I'd suggest that any women on the fence might like to read Trans. It's by a senior editor of the Economist, who breaks the whole thing down precisely, cogently and fairly.
Of course trans people deserve the protections of the Equality Act, and to be free from prejudice, discrimination and abuse. It's wrong for anyone to suffer detriment because of their gender expression. That doesn't mean that women must meekly surrender our own protections, rights, provision and even language about who we are, just because some of those within a small group of male people demand it, though. We suffer detriment not from gender expression alone, but from our biologically sexed bodies. Why should those rights and those protections be commandeered by male people, just because they say so? And why are people so relaxed about the horrific abuse meted out to any women who try to point this out?

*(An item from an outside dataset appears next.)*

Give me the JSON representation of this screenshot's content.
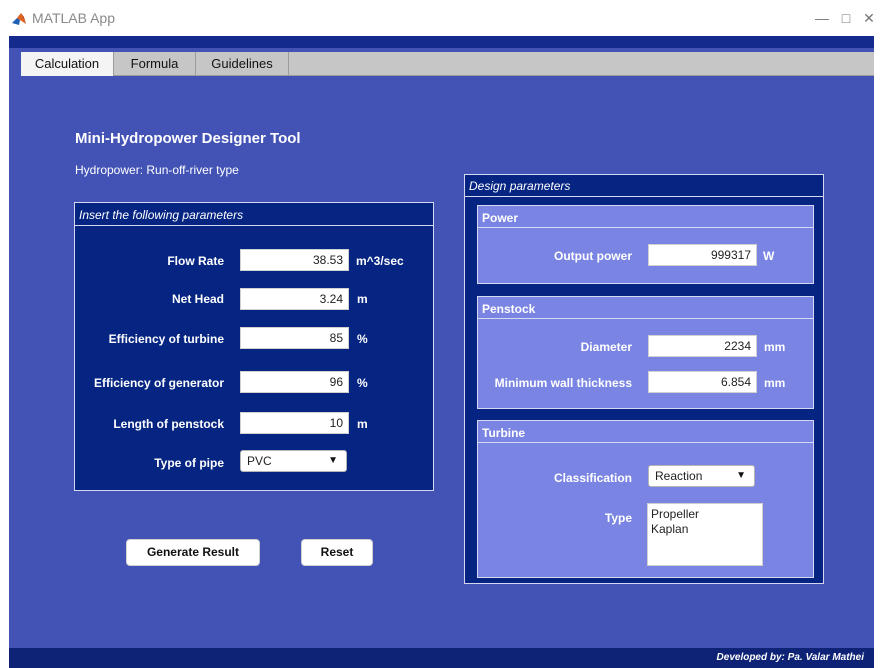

You talk about kindness. What about kindness to women who have been raped, and want single sex counselling, or intimate examinations? What about kindness to girls getting changed communally, who don't want to find a male penis in their spaces? What about kindness to women in prison, being housed with transwomen convicted of rape? Why is it women's job to be kind to male people seen as vulnerable, and not themselves? Why is it kind to throw your most vulnerable sisters under a bus?
My kindness means I protect women who need single sex provision. It does not extend to insisting that male rapists belong in women's prisons on their say-so, and those who insist that that demand is 'kind' take my breath away.